A Brazilian man living with HIV has potentially been “cured” of the virus after taking part in a groundbreaking medical treatment, according to scientists. The patient was required to take a drug cocktail of antiretroviral drugs alongside nicotinamide, a form of vitamin B3 that is thought to identify the presence of the virus in the body.

The man, often referred to as the “São Paulo Patient,” was originally diagnosed as HIV-positive in 2012. He began participating in the clinical testing in 2015 and was asked to take antiretroviral medications dolutegravir and maraviroc as well as the nicotinamide. After almost a year on the treatment, scientists could not locate any trace of the virus in the man’s body, and he showed a decrease in HIV antibodies, meaning his body did not sense a need to prompt the creation of antibodies because it wasn’t able to detect any present HIV.
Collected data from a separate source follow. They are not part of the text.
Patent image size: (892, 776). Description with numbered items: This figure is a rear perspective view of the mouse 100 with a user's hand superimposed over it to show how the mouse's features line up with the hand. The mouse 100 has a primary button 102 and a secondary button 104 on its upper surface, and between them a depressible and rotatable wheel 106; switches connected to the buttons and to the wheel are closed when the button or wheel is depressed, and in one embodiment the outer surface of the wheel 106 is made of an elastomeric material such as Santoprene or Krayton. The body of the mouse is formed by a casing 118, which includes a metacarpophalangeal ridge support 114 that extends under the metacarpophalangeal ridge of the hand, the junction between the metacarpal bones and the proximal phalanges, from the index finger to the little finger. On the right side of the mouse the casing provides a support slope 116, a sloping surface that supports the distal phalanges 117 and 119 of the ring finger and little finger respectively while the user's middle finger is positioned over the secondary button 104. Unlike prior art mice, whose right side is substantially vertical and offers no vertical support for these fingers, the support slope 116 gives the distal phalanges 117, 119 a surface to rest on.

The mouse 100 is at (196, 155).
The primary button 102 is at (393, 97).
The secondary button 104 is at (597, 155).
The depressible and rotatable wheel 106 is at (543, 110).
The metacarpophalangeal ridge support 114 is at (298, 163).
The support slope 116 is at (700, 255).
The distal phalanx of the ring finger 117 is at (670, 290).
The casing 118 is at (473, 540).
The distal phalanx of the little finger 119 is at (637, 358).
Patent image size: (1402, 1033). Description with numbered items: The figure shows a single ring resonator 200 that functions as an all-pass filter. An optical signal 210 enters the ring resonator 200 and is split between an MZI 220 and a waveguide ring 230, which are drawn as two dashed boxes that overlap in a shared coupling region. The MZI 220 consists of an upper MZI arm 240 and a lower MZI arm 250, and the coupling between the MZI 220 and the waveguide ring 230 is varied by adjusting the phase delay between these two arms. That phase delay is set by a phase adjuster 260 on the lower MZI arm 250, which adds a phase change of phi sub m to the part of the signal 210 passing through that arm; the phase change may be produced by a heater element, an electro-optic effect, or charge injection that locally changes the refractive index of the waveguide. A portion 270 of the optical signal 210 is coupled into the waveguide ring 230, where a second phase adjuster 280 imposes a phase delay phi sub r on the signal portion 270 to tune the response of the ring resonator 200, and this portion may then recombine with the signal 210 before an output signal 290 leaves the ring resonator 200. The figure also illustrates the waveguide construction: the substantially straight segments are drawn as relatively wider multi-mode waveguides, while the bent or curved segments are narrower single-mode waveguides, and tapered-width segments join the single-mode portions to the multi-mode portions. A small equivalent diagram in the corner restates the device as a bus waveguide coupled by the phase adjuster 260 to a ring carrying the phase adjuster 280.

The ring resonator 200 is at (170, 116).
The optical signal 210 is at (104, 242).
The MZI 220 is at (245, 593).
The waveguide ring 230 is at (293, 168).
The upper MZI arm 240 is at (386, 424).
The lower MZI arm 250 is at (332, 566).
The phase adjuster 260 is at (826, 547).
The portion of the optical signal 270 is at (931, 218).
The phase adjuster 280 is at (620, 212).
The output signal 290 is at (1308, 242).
The patient then reverted back to taking the standard three-drug antiretroviral treatment he had been on prior to participation in the study then, once his readings came back positive, the São Paulo Patient was taken off all the medications. 15 months later, researches at the Federal University of São Paulo report that he has continued to show no evidence of the virus in his body.

“We can’t search the entire body, but by the best evidence, we do not have infected cells,” lead researcher Ricardo Diaz told The Telegraph. “I think it’s very promising. This patient might be cured.”

Two other individuals have seemingly been cured of HIV — one in Berline and one in London. Both patients in these cases were part of experimental bone marrow transplants, which has shown not to be effective for all patients. Scientists and experts urge caution when considering this new study, as further tests need to be conducted to be certain the São Paulo Patient is actually virus-free. Plus, it is only one person; this experimental drug cocktail will not be the next widely-recommended medication any time soon.